The first part of this dissertation focuses on elastic peak detection in 2D liquid chromatographic mass spectrometry (LC-MS) data used in proteomics research. These data can be modeled as a time series, in which the X-axis represents time points and the Y-axis represents intensity values. A peak occurs in a set of 2D LC-MS data when the sum of the intensity values in a sliding time window exceeds a user-determined threshold. The elastic peak detection problem is to locate all peaks across multiple window sizes of interest in the dataset. A new method, called PeakID, is proposed in this dissertation, which solves the elastic peak detection problem in 2D LC-MS data without yielding any false negative. PeakID employs a novel data structure, called a Shifted Aggregation Tree or AggTree for short, to find the different peaks in the dataset. This method works by first constructing an AggTree in a bottom-up manner from the dataset, and then searching the AggTree for the peaks in a top-down manner. PeakID uses a state-space algorithm to find the topology and structure of an efficient AggTree. Experimental results demonstrate the superiority of the proposed method over other methods on both synthetic and real-world data.
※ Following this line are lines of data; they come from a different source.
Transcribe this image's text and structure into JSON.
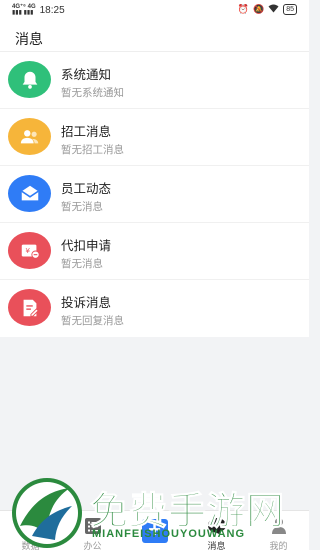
{
  "status_bar": {
    "signal_top": "4G⁺⁶ 4G",
    "signal_bottom": "▮▮▮ ▮▮▮",
    "time": "18:25",
    "battery": "85"
  },
  "header": {
    "title": "消息"
  },
  "messages": [
    {
      "title": "系统通知",
      "subtitle": "暂无系统通知",
      "icon": "bell-icon",
      "color": "#2fc07a"
    },
    {
      "title": "招工消息",
      "subtitle": "暂无招工消息",
      "icon": "people-icon",
      "color": "#f6b53a"
    },
    {
      "title": "员工动态",
      "subtitle": "暂无消息",
      "icon": "mail-icon",
      "color": "#2f7cf6"
    },
    {
      "title": "代扣申请",
      "subtitle": "暂无消息",
      "icon": "money-card-icon",
      "color": "#e9505a"
    },
    {
      "title": "投诉消息",
      "subtitle": "暂无回复消息",
      "icon": "complaint-icon",
      "color": "#e9505a"
    }
  ],
  "tabs": [
    {
      "label": "数据",
      "icon": "chart-icon"
    },
    {
      "label": "办公",
      "icon": "checklist-icon"
    },
    {
      "label": "",
      "icon": "plus-icon"
    },
    {
      "label": "消息",
      "icon": "chat-icon",
      "active": true
    },
    {
      "label": "我的",
      "icon": "user-icon"
    }
  ],
  "watermark": {
    "text": "免费手游网",
    "subtext": "MIANFEISHOUYOUWANG"
  }
}
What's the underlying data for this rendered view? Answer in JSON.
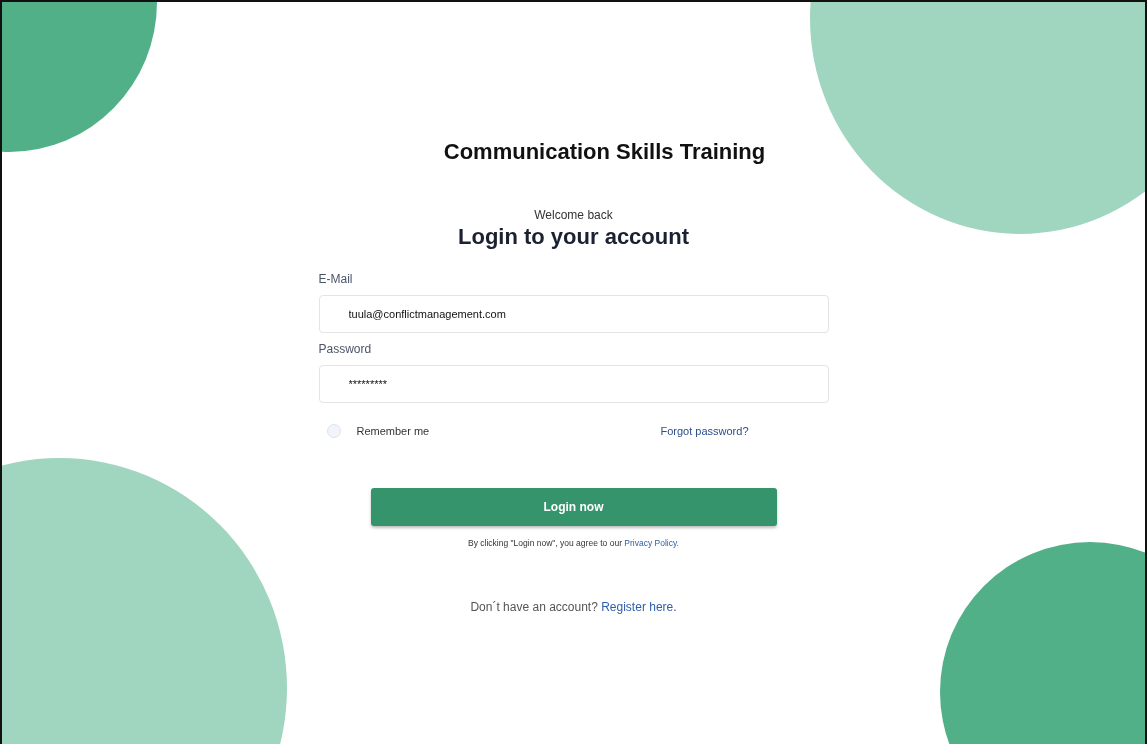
{
  "app_title": "Communication Skills Training",
  "subtitle": "Welcome back",
  "heading": "Login to your account",
  "fields": [
    {
      "label": "E-Mail",
      "value": "tuula@conflictmanagement.com"
    },
    {
      "label": "Password",
      "value": "*********"
    }
  ],
  "remember": {
    "label": "Remember me",
    "checked": false
  },
  "forgot_link": "Forgot password?",
  "login_button": "Login now",
  "terms": {
    "text": "By clicking \"Login now\", you agree to our ",
    "link": "Privacy Policy."
  },
  "register": {
    "text": "Don´t have an account? ",
    "link": "Register here."
  }
}
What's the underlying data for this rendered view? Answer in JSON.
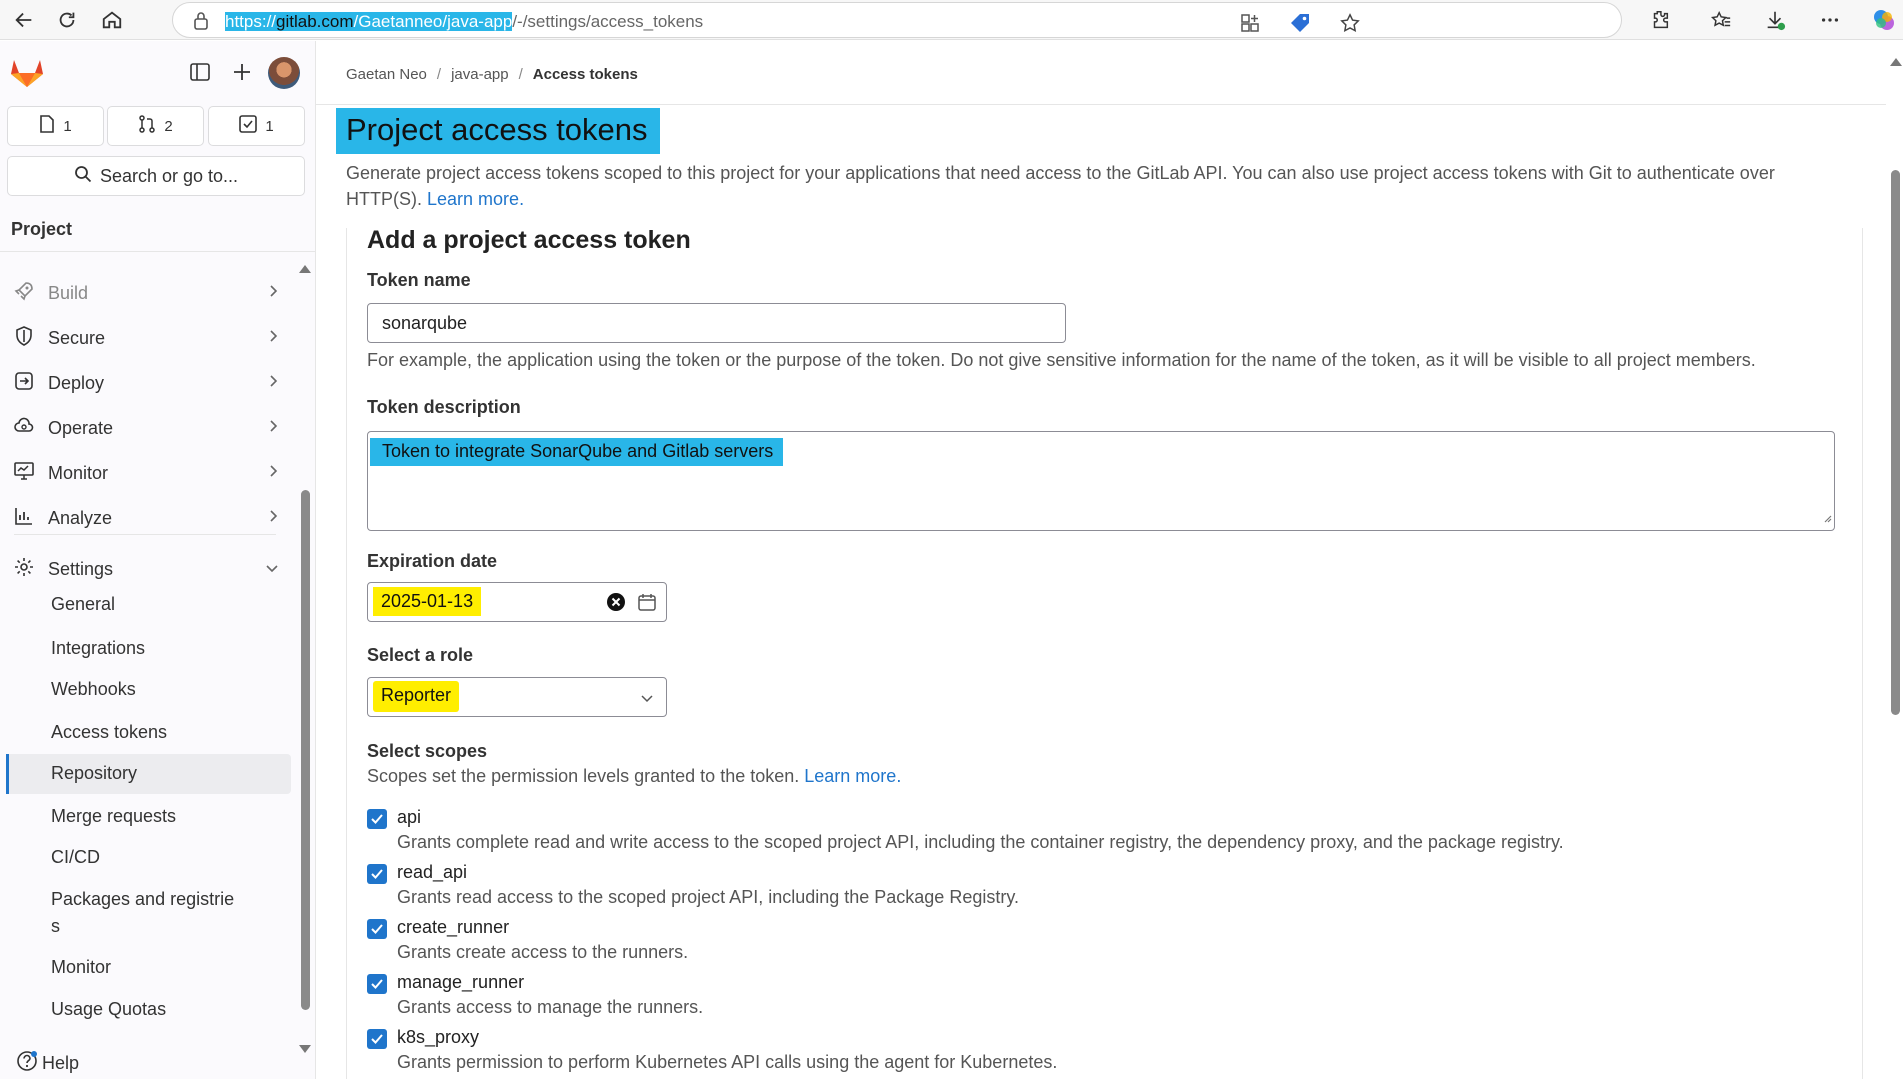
{
  "browser": {
    "url_prefix": "https://gitlab.com/Gaetanneo/java-app",
    "url_scheme": "https://",
    "url_domain": "gitlab.com",
    "url_path_hl": "/Gaetanneo/java-app",
    "url_rest": "/-/settings/access_tokens"
  },
  "sidebar": {
    "counters": [
      {
        "icon": "issues-icon",
        "count": "1"
      },
      {
        "icon": "merge-request-icon",
        "count": "2"
      },
      {
        "icon": "todo-icon",
        "count": "1"
      }
    ],
    "search_label": "Search or go to...",
    "section_title": "Project",
    "nav": [
      {
        "label": "Build",
        "icon": "rocket-icon"
      },
      {
        "label": "Secure",
        "icon": "shield-icon"
      },
      {
        "label": "Deploy",
        "icon": "deploy-icon"
      },
      {
        "label": "Operate",
        "icon": "cloud-gear-icon"
      },
      {
        "label": "Monitor",
        "icon": "monitor-icon"
      },
      {
        "label": "Analyze",
        "icon": "chart-icon"
      },
      {
        "label": "Settings",
        "icon": "gear-icon"
      }
    ],
    "settings_items": [
      "General",
      "Integrations",
      "Webhooks",
      "Access tokens",
      "Repository",
      "Merge requests",
      "CI/CD",
      "Packages and registrie",
      "s",
      "Monitor",
      "Usage Quotas"
    ],
    "help_label": "Help"
  },
  "breadcrumb": {
    "items": [
      "Gaetan Neo",
      "java-app",
      "Access tokens"
    ]
  },
  "page": {
    "title": "Project access tokens",
    "description": "Generate project access tokens scoped to this project for your applications that need access to the GitLab API. You can also use project access tokens with Git to authenticate over HTTP(S).",
    "learn_more": "Learn more."
  },
  "form": {
    "title": "Add a project access token",
    "token_name_label": "Token name",
    "token_name_value": "sonarqube",
    "token_name_help": "For example, the application using the token or the purpose of the token. Do not give sensitive information for the name of the token, as it will be visible to all project members.",
    "desc_label": "Token description",
    "desc_value": "Token to integrate SonarQube and Gitlab servers",
    "exp_label": "Expiration date",
    "exp_value": "2025-01-13",
    "role_label": "Select a role",
    "role_value": "Reporter",
    "scopes_label": "Select scopes",
    "scopes_help": "Scopes set the permission levels granted to the token.",
    "scopes_learn_more": "Learn more.",
    "scopes": [
      {
        "name": "api",
        "desc": "Grants complete read and write access to the scoped project API, including the container registry, the dependency proxy, and the package registry.",
        "checked": true
      },
      {
        "name": "read_api",
        "desc": "Grants read access to the scoped project API, including the Package Registry.",
        "checked": true
      },
      {
        "name": "create_runner",
        "desc": "Grants create access to the runners.",
        "checked": true
      },
      {
        "name": "manage_runner",
        "desc": "Grants access to manage the runners.",
        "checked": true
      },
      {
        "name": "k8s_proxy",
        "desc": "Grants permission to perform Kubernetes API calls using the agent for Kubernetes.",
        "checked": true
      }
    ]
  },
  "colors": {
    "accent": "#1f75cb",
    "highlight_blue": "#29b6e8",
    "highlight_yellow": "#ffee00"
  }
}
The second part of this dissertation focuses on RNA pseudoknot structure matching and alignment. RNA pseudoknot structures play important roles in many genomic processes. Previous methods for comparative pseudoknot analysis mainly focus on simultaneous folding and alignment of RNA sequences. Little work has been done to align two known RNA secondary structures with pseudoknots taking into account both sequence and structure information of the two RNAs. A new method, called RKalign, is proposed in this dissertation for aligning two known RNA secondary structures with pseudoknots. RKalign adopts the partition function methodology to calculate the posterior log-odds scores of the alignments between bases or base pairs of the two RNAs with a dynamic programming algorithm. The posterior log-odds scores are then used to calculate the expected accuracy of an alignment between the RNAs. The goal is to find an optimal alignment with the maximum expected accuracy. RKalign employs a greedy algorithm to achieve this goal. The performance of RKalign is investigated and compared with existing tools for RNA structure alignment. An extension of the proposed method to multiple alignment of pseudoknot structures is also discussed. RKalign is implemented in Java and freely accessible on the Internet. As more and more pseudoknots are revealed, collected and stored in public databases, it is anticipated that a tool like RKalign will play a significant role in data comparison, annotation, analysis, and retrieval in these databases.